The festival, which in 2026 was held for the second time under the direction of Madeleine Bernstorff and Susannah Polheim, opened on 28 April paying tribute to the recently deceased Alexander Kluge, spokesperson for the group that, in the ‘Oberhausen Manifesto’ of 1962, programmatically proclaimed the death of ‘Dad’s cinema’ and thus gave impetus to the New German Cinema, to which Kluge himself made a seminal contribution with his feature film debut ‘Abschied von gestern’ (English title: 'Yesterday Girl'), which was awarded the Silver Lion at its premiere in Venice in 1966.
Alongside other competition sections (German and NRW Competitions, Music Video/MuVi Award), the programme of more than 500 films included a considerable number of thematically focused series. The main theme was the question, raised anew by the rise of AI-generated images, of the relationship between reality and fiction in (documentary) film, under the title ‘based on true events?’. The spectrum of contributions compiled under this focus ranged from the beginnings of film history to the present day, and from propaganda-oriented films to the questioning of the very concept of reality.
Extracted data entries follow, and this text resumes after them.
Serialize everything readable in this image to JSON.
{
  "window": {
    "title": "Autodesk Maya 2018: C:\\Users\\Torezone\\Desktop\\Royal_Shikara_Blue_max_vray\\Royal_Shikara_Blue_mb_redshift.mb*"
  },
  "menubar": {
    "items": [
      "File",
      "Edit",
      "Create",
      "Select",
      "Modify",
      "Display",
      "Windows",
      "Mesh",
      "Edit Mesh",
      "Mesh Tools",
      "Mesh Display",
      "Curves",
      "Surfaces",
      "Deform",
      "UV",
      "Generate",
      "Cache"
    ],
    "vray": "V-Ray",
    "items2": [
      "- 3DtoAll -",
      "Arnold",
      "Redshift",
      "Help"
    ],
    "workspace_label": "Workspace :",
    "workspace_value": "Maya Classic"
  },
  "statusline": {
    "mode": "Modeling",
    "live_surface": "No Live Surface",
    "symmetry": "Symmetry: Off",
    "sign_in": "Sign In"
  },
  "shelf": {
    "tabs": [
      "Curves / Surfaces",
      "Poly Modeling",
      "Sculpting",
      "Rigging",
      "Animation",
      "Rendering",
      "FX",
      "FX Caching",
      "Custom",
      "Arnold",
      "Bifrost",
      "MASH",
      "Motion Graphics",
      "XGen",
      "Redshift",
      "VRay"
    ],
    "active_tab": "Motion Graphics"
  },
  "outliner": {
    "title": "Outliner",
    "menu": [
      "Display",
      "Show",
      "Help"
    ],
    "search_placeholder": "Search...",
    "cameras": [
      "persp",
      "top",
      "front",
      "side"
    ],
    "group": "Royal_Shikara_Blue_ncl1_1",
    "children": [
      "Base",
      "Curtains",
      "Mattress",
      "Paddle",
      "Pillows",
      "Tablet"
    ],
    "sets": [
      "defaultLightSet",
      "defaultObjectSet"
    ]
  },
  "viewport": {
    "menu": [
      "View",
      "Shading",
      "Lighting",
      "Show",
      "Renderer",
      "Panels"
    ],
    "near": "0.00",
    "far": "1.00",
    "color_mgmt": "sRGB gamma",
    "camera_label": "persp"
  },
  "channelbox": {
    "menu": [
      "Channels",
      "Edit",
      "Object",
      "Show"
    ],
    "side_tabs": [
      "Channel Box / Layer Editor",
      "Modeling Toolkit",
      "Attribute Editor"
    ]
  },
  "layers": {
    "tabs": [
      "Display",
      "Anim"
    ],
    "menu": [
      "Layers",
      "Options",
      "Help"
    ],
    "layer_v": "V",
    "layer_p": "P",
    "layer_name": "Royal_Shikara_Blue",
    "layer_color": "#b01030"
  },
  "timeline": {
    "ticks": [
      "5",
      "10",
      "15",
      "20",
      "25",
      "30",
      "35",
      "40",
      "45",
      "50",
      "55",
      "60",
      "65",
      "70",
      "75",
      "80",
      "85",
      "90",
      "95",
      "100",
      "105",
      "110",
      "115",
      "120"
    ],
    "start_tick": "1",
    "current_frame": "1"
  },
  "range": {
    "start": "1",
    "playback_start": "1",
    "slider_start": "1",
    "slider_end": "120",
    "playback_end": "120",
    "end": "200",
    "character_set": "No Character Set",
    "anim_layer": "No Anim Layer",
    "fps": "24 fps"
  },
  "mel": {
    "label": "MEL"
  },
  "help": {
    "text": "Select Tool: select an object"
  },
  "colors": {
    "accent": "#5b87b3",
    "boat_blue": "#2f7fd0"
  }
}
“What’s Left” showcased political films from the 1970s and 1980s, whilst “Reisegefährten” presented unusual forms of recent episodic film, bringing together short films by various directors. ‘Frühjahr 1933’ (Spring 1933) commemorated a film of the same title by Paul Seligmann, shot in secret following the National Socialists’ seizure of power and recently rediscovered, as well as two works from 1932 by the painter and film club activist Ella Bergmann-Michel, who collaborated closely with him. Retrospectives were dedicated to Linda Bilda (Austria), Charlotte Pryce (USA), Gernot Wieland (Austria) and the collective Les films de la maison (Belgium). With a special programme the Short Film Festival paid tribute to Hilke Doering, the long-standing director of the International Competition who recently passed away.